Evidence-Based Spine-Care Journal 2014; 05(02): 119-120
DOI: 10.1055/s-0034-1386758
Commentary
Georg Thieme Verlag KG Stuttgart · New York

Commentary on: “To the Occiput or Not? C1–C2 Ligamentous Laxity in Children with Down Syndrome”

W. Bradley Jacobs1, 2
  • 1Division of Neurosurgery, Department of Clinical Neurosciences, University of Calgary, Calgary, Alberta, Canada
  • 2Foothills Medical Centre, Calgary, Alberta, Canada
Further Information

Publication History

03 June 2014

03 June 2014

Publication Date:
24 September 2014 (online)

Siemionow and Chou review the surgical management of atlantoaxial instability in the context of Down syndrome, using two interesting illustrative cases with different craniocervical abnormalities (atlantoaxial rotatory subluxation and os odontoideum). Both patients present with significant craniocervical spinal cord compression, and in this context, they highlight the specific case nuances that prompt occiptocervical fusion in one case and isolated atlantoaxial fixation in the other. However, it is important to note that while the authors refer to the presence of basilar invagination (and cranial settling) in these cases, a review of the accompanying radiographic images suggests that while significant craniocervical deformity and atlantoaxial instability is present, neither case truly has a diagnosis of basilar invagination nor cranial settling.

Basilar invagination is strictly defined as a developmental anomaly of the craniocervical junction in which the odontoid process protrudes rostrally into the foramen magnum. Basilar invagination is, in essence, a radiographic diagnosis caused by several congenital etiologies and is classically defined based on plain radiographic imaging. It is traditionally diagnosed using morphometric lines such as the Chamberlain, McGregor, or McRae line (see the comprehensive review by Smith et al[1] for further details) but current high-resolution cross-sectional imaging has greatly facilitated diagnosis. Basilar invagination is typically caused by congenital hypoplasia of one or more elements of the craniovertebral junction such as the clivus, occipital condyles, or atlas with or without occipitoatlantal assimilation.[2] Further, it is important to understand the difference between basilar invagination and conditions such as basilar impression, cranial settling and platybasia. While basilar invagination is a congenital condition, basilar impression refers to the acquired variant that results from softening of the bones of the skull base, typically secondary to conditions such as Paget disease, hyperparathyroidism, skull base osteomyelitis, or osteogenesis imperfecta. Cranial settling refers to the odontoid migration of rheumatoid arthritis that prototypically follows atlantoaxial erosive synovitis and subsequent C1 lateral mass erosion. Platybasia simply refers to a flattening of the skull base and may occur with basilar invagination or in isolation.
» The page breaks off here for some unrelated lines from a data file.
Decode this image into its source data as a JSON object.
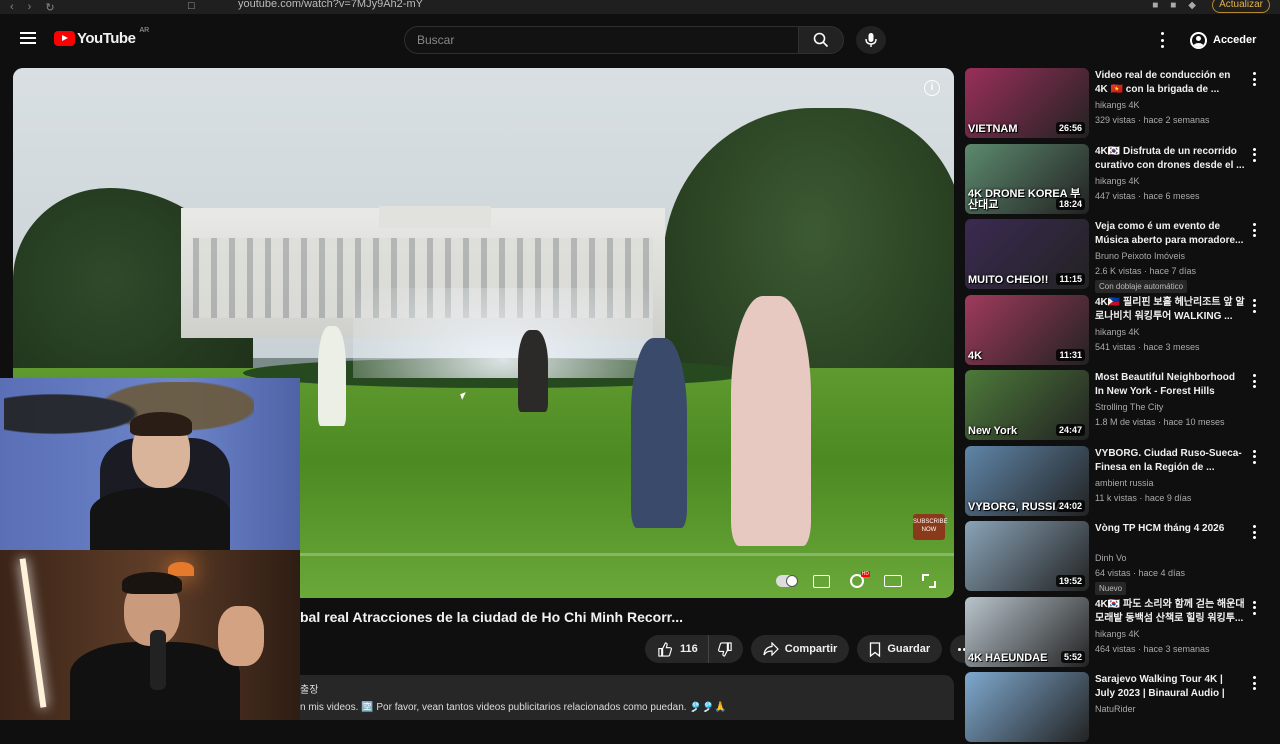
{
  "browser": {
    "url": "youtube.com/watch?v=7MJy9Ah2-mY",
    "update_label": "Actualizar"
  },
  "header": {
    "logo_text": "YouTube",
    "country_code": "AR",
    "search_placeholder": "Buscar",
    "signin_label": "Acceder"
  },
  "video": {
    "title": "bal real Atracciones de la ciudad de Ho Chi Minh Recorr...",
    "likes": "116",
    "share_label": "Compartir",
    "save_label": "Guardar",
    "badge_text": "SUBSCRIBE NOW",
    "description_line1": "출장",
    "description_line2": "n mis videos. 🈳 Por favor, vean tantos videos publicitarios relacionados como puedan. 🎐🎐🙏"
  },
  "recommendations": [
    {
      "title": "Video real de conducción en 4K 🇻🇳 con la brigada de ...",
      "channel": "hikangs 4K",
      "meta": "329 vistas · hace 2 semanas",
      "duration": "26:56",
      "thumb_text": "VIETNAM",
      "thumb_color": "#9a2f5a",
      "badge": ""
    },
    {
      "title": "4K🇰🇷 Disfruta de un recorrido curativo con drones desde el ...",
      "channel": "hikangs 4K",
      "meta": "447 vistas · hace 6 meses",
      "duration": "18:24",
      "thumb_text": "4K DRONE KOREA 부산대교",
      "thumb_color": "#5c8a6e",
      "badge": ""
    },
    {
      "title": "Veja como é um evento de Música aberto para moradore...",
      "channel": "Bruno Peixoto Imóveis",
      "meta": "2.6 K vistas · hace 7 días",
      "duration": "11:15",
      "thumb_text": "MUITO CHEIO!!",
      "thumb_color": "#3b2a52",
      "badge": "Con doblaje automático"
    },
    {
      "title": "4K🇵🇭 필리핀 보홀 헤난리조트 앞 알로나비치 워킹투어 WALKING ...",
      "channel": "hikangs 4K",
      "meta": "541 vistas · hace 3 meses",
      "duration": "11:31",
      "thumb_text": "4K",
      "thumb_color": "#a03a5c",
      "badge": ""
    },
    {
      "title": "Most Beautiful Neighborhood In New York - Forest Hills",
      "channel": "Strolling The City",
      "meta": "1.8 M de vistas · hace 10 meses",
      "duration": "24:47",
      "thumb_text": "New York",
      "thumb_color": "#4d7a3a",
      "badge": ""
    },
    {
      "title": "VYBORG. Ciudad Ruso-Sueca-Finesa en la Región de ...",
      "channel": "ambient russia",
      "meta": "11 k vistas · hace 9 días",
      "duration": "24:02",
      "thumb_text": "VYBORG, RUSSIA",
      "thumb_color": "#5f86a8",
      "badge": ""
    },
    {
      "title": "Vòng TP HCM tháng 4 2026",
      "channel": "Dinh Vo",
      "meta": "64 vistas · hace 4 días",
      "duration": "19:52",
      "thumb_text": "",
      "thumb_color": "#8aa4b8",
      "badge": "Nuevo"
    },
    {
      "title": "4K🇰🇷 파도 소리와 함께 걷는 해운대 모래밭 동백섬 산책로 힐링 워킹투...",
      "channel": "hikangs 4K",
      "meta": "464 vistas · hace 3 semanas",
      "duration": "5:52",
      "thumb_text": "4K HAEUNDAE",
      "thumb_color": "#b8c4cc",
      "badge": ""
    },
    {
      "title": "Sarajevo Walking Tour 4K | July 2023 | Binaural Audio | Bosnia ...",
      "channel": "NatuRider",
      "meta": "",
      "duration": "",
      "thumb_text": "",
      "thumb_color": "#7fa9cf",
      "badge": ""
    }
  ]
}
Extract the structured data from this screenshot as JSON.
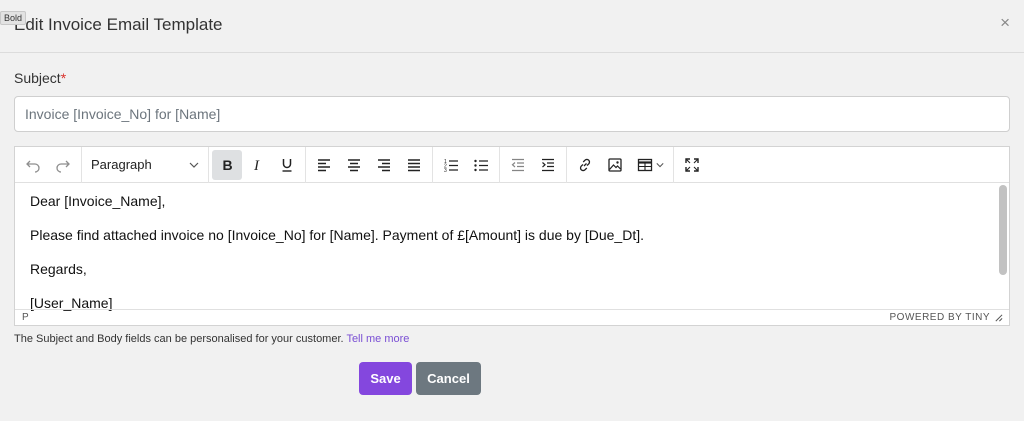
{
  "tooltip": "Bold",
  "modal": {
    "title": "Edit Invoice Email Template",
    "close_glyph": "×"
  },
  "subject": {
    "label": "Subject",
    "required_mark": "*",
    "value": "Invoice [Invoice_No] for [Name]"
  },
  "editor": {
    "block_format": "Paragraph",
    "toolbar_icons": [
      "undo-icon",
      "redo-icon",
      "bold-icon",
      "italic-icon",
      "underline-icon",
      "align-left-icon",
      "align-center-icon",
      "align-right-icon",
      "align-justify-icon",
      "numbered-list-icon",
      "bullet-list-icon",
      "outdent-icon",
      "indent-icon",
      "link-icon",
      "image-icon",
      "table-icon",
      "fullscreen-icon"
    ],
    "content": [
      "Dear [Invoice_Name],",
      "Please find attached invoice no [Invoice_No] for [Name].  Payment of £[Amount] is due by [Due_Dt].",
      "Regards,",
      "[User_Name]"
    ],
    "status_path": "P",
    "status_brand": "POWERED BY TINY"
  },
  "help": {
    "text": "The Subject and Body fields can be personalised for your customer.",
    "link": "Tell me more"
  },
  "buttons": {
    "save": "Save",
    "cancel": "Cancel"
  },
  "colors": {
    "accent": "#8447de",
    "secondary": "#6d7880",
    "required": "#d9312b",
    "link": "#7a4fd4"
  }
}
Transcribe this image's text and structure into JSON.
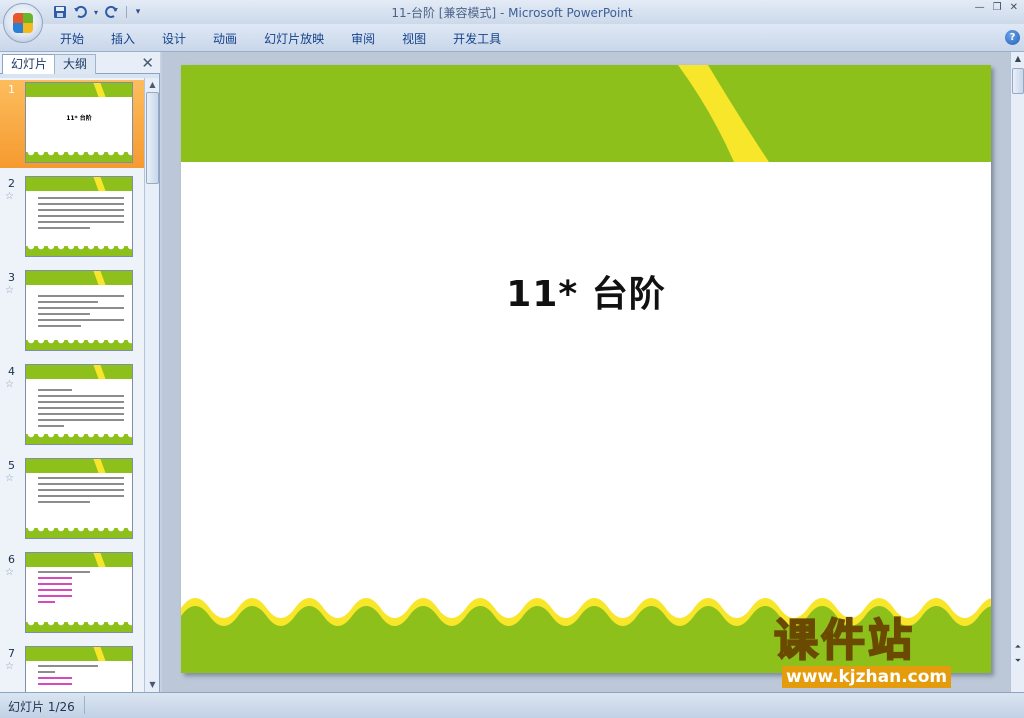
{
  "window": {
    "title_doc": "11-台阶 [兼容模式] - ",
    "title_app": "Microsoft PowerPoint"
  },
  "ribbon": {
    "tabs": [
      "开始",
      "插入",
      "设计",
      "动画",
      "幻灯片放映",
      "审阅",
      "视图",
      "开发工具"
    ]
  },
  "left_panel": {
    "tab_slides": "幻灯片",
    "tab_outline": "大纲",
    "slides": [
      {
        "num": "1",
        "title": "11* 台阶",
        "kind": "title"
      },
      {
        "num": "2",
        "kind": "text"
      },
      {
        "num": "3",
        "kind": "text"
      },
      {
        "num": "4",
        "kind": "text"
      },
      {
        "num": "5",
        "kind": "text"
      },
      {
        "num": "6",
        "kind": "list"
      },
      {
        "num": "7",
        "kind": "list"
      }
    ]
  },
  "slide": {
    "title": "11* 台阶"
  },
  "watermark": {
    "brand": "课件站",
    "url": "www.kjzhan.com"
  },
  "status": {
    "slide_counter": "幻灯片 1/26"
  },
  "colors": {
    "slide_green": "#8ec01c",
    "slide_yellow": "#f7e62a",
    "selection_orange": "#f59a30"
  }
}
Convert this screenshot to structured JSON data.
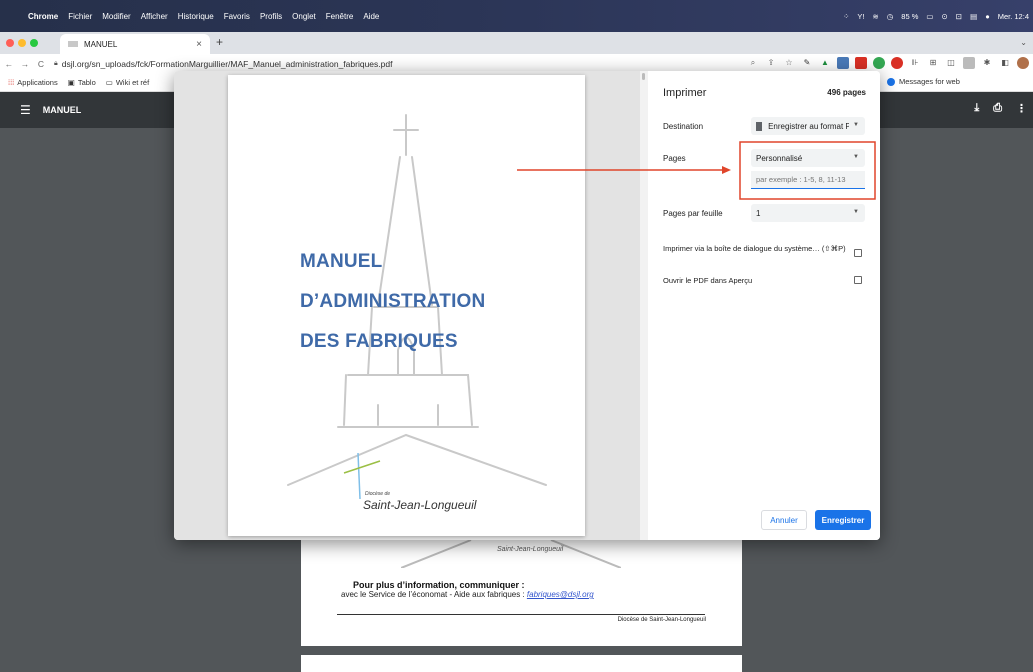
{
  "menubar": {
    "app": "Chrome",
    "items": [
      "Fichier",
      "Modifier",
      "Afficher",
      "Historique",
      "Favoris",
      "Profils",
      "Onglet",
      "Fenêtre",
      "Aide"
    ],
    "battery": "85 %",
    "clock": "Mer. 12:4"
  },
  "tab": {
    "title": "MANUEL"
  },
  "address": {
    "url": "dsjl.org/sn_uploads/fck/FormationMarguillier/MAF_Manuel_administration_fabriques.pdf"
  },
  "bookmarks": {
    "items": [
      "Applications",
      "Tablo",
      "Wiki et réf"
    ],
    "right_item": "Messages for web"
  },
  "pdf_toolbar": {
    "title": "MANUEL"
  },
  "preview_page": {
    "title_lines": [
      "MANUEL",
      "D’ADMINISTRATION",
      "DES FABRIQUES"
    ],
    "diocese_small": "Diocèse de",
    "diocese_name": "Saint-Jean-Longueuil"
  },
  "background_page": {
    "diocese_name": "Saint-Jean-Longueuil",
    "info_heading": "Pour plus d’information, communiquer :",
    "info_text": "avec le Service de l’économat - Aide aux fabriques : ",
    "info_email": "fabriques@dsjl.org",
    "footer": "Diocèse de Saint-Jean-Longueuil"
  },
  "print_dialog": {
    "title": "Imprimer",
    "page_count": "496 pages",
    "destination_label": "Destination",
    "destination_value": "Enregistrer au format PDF",
    "pages_label": "Pages",
    "pages_value": "Personnalisé",
    "pages_placeholder": "par exemple : 1-5, 8, 11-13",
    "pages_per_sheet_label": "Pages par feuille",
    "pages_per_sheet_value": "1",
    "system_dialog_link": "Imprimer via la boîte de dialogue du système… (⇧⌘P)",
    "open_preview_link": "Ouvrir le PDF dans Aperçu",
    "cancel_label": "Annuler",
    "save_label": "Enregistrer"
  },
  "colors": {
    "accent": "#1a73e8",
    "annotation": "#e0452b",
    "title_blue": "#3f6aa8"
  }
}
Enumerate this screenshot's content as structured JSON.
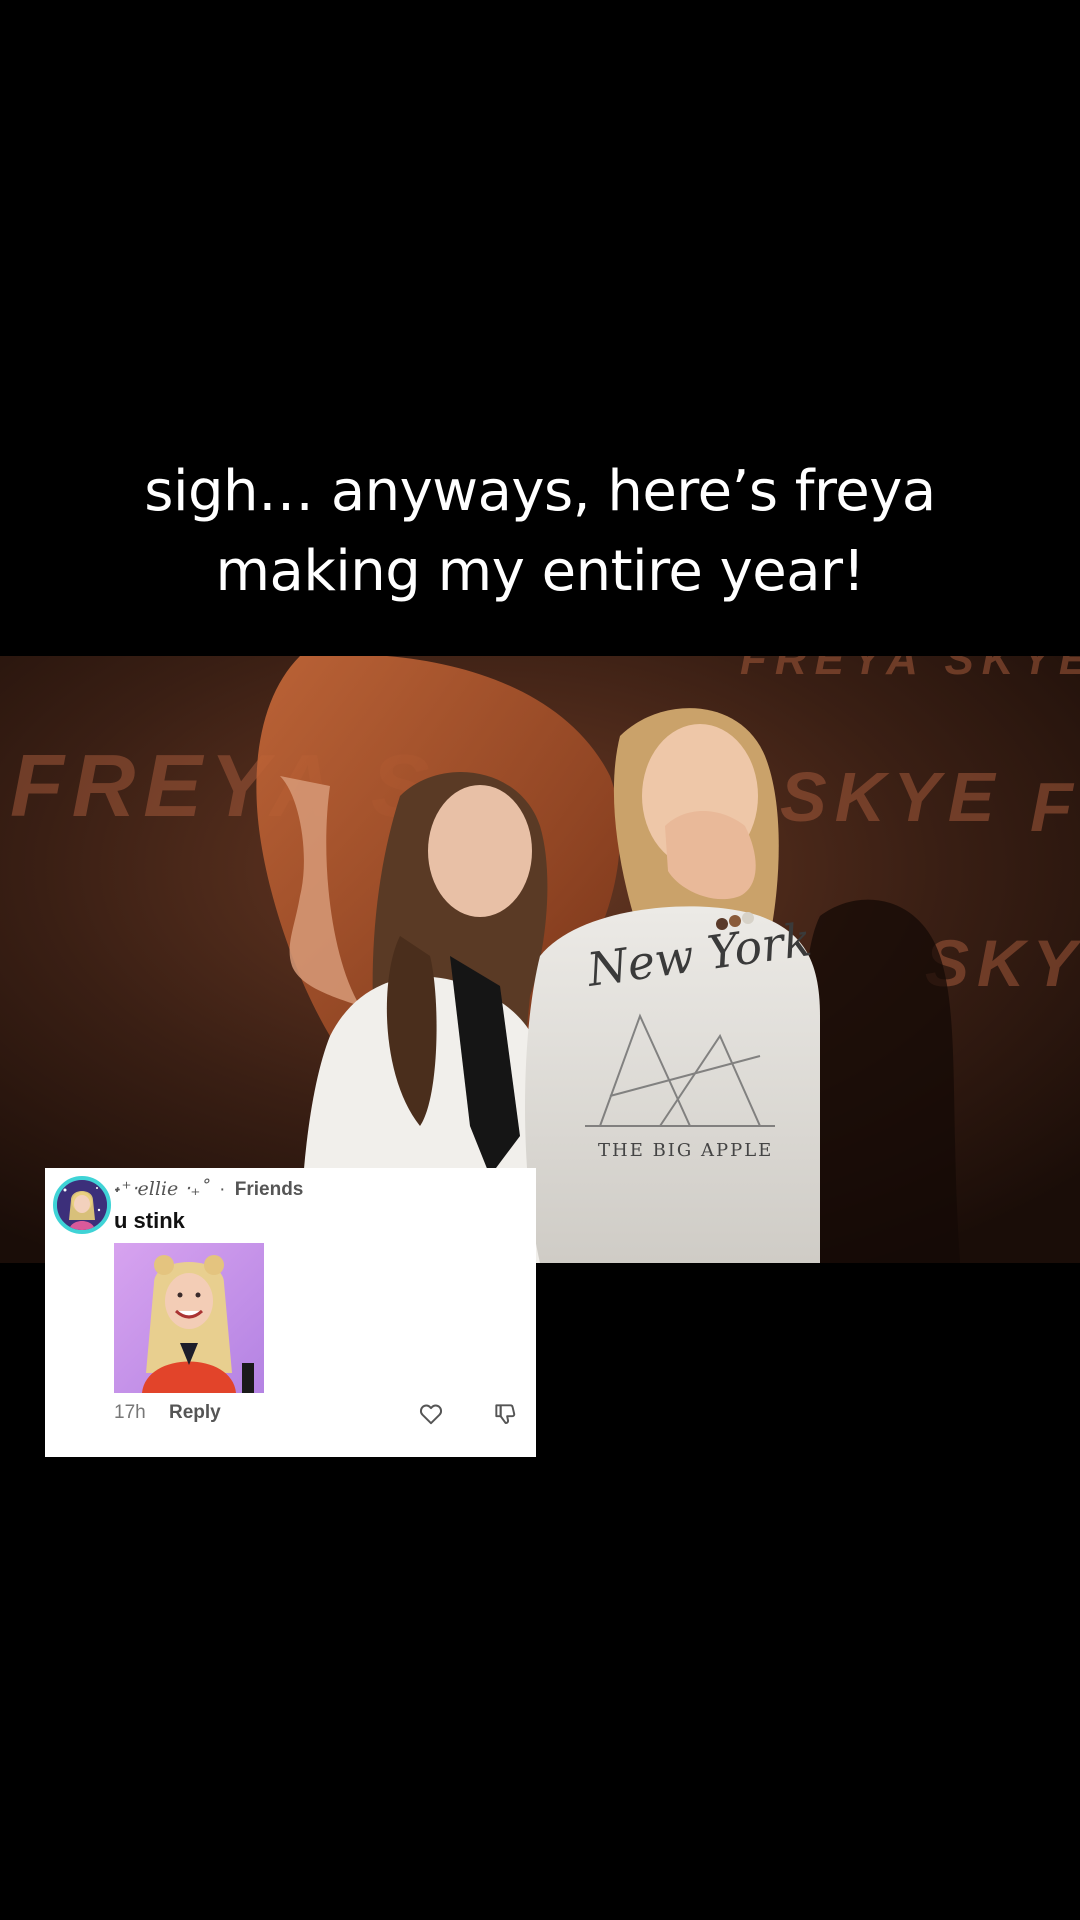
{
  "caption": {
    "line1": "sigh… anyways, here’s freya",
    "line2": "making my entire year!"
  },
  "video": {
    "banner_words": [
      "FREYA S",
      "SKYE",
      "SKYE",
      "FREYA SKYE",
      "F"
    ],
    "shirt_text": "New York",
    "shirt_subtext": "THE BIG APPLE"
  },
  "comment": {
    "username": "˖⁺‧ellie ‧₊˚",
    "separator": "·",
    "relationship": "Friends",
    "text": "u stink",
    "time": "17h",
    "reply_label": "Reply",
    "like_icon": "heart-icon",
    "dislike_icon": "thumbs-down-icon"
  },
  "colors": {
    "background": "#000000",
    "caption_text": "#ffffff",
    "avatar_ring": "#3fd3d6",
    "card_bg": "#ffffff"
  }
}
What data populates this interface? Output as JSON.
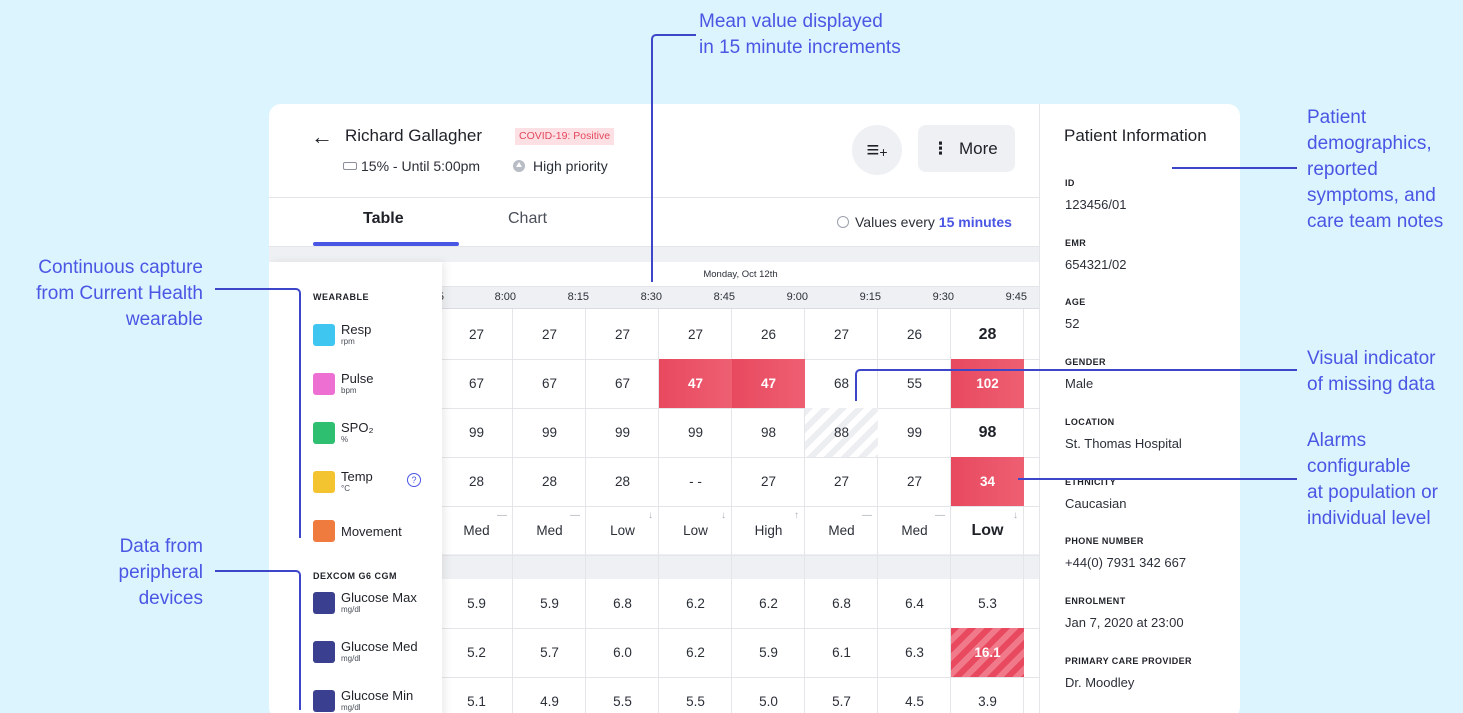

Correct use of this terminology is paramount, as a diagnosis of basilar invagination has management implications that are typically and substantially different than for patients with atlantoaxial instability in the absence of basilar invagination. As highlighted in the extensive case series of Goel et al,[3] patients with basilar invagination typically undergo a trial of axial cervical traction to determine the degree to which odontoid reduction (and thus brainstem decompression) can be achieved. Cases with nonreducible basilar invagination require anterior decompression either via standard transoral surgical techniques, or more common in recent years, via endoscopic surgical techniques. Further, given the pervasive craniocervical congenital abnormalities that promote basilar invagination, posterior foramen magnum decompression and fusion extending from the occiput to the cervical spine is the mainstay of treatment,[1] either as a standalone treatment in reducible forms of basilar invagination or following anterior decompression for nonreducible forms.

Despite the confusion in terminology present in the article, this should not detract from an otherwise excellent review of specific aspects of the surgical management of atlantoaxial instability in the setting of Down syndrome. As Siemionow and Chou nicely delineate, the decision to extend fusion to the occiput should be made on a case-by-case basis. Factors such as the degree of craniocervical deformity reduction, the presence of multiplanar deformity, the existence of abnormalities of occipitoatlantal joint architecture (which are particularly pertinent in the Down syndrome population), and anatomic considerations that preclude placement of C1 instrumentation are all reasons to extend fusion to the occiput. As Siemionow and Chou state, extension of fusion to the occiput is well recognized to be associated with increased operative complications and higher rates of pseudarthrosis. In addition, occipitoatlantal fusion results in substantial restriction in flexion and extension and thus has significant long-term functional range of motion consequences. The individualized case-by-case decision making advocated by Siemionow and Chou is critical for optimal patient outcome in this subset of patients with complex craniovertebral abnormalities.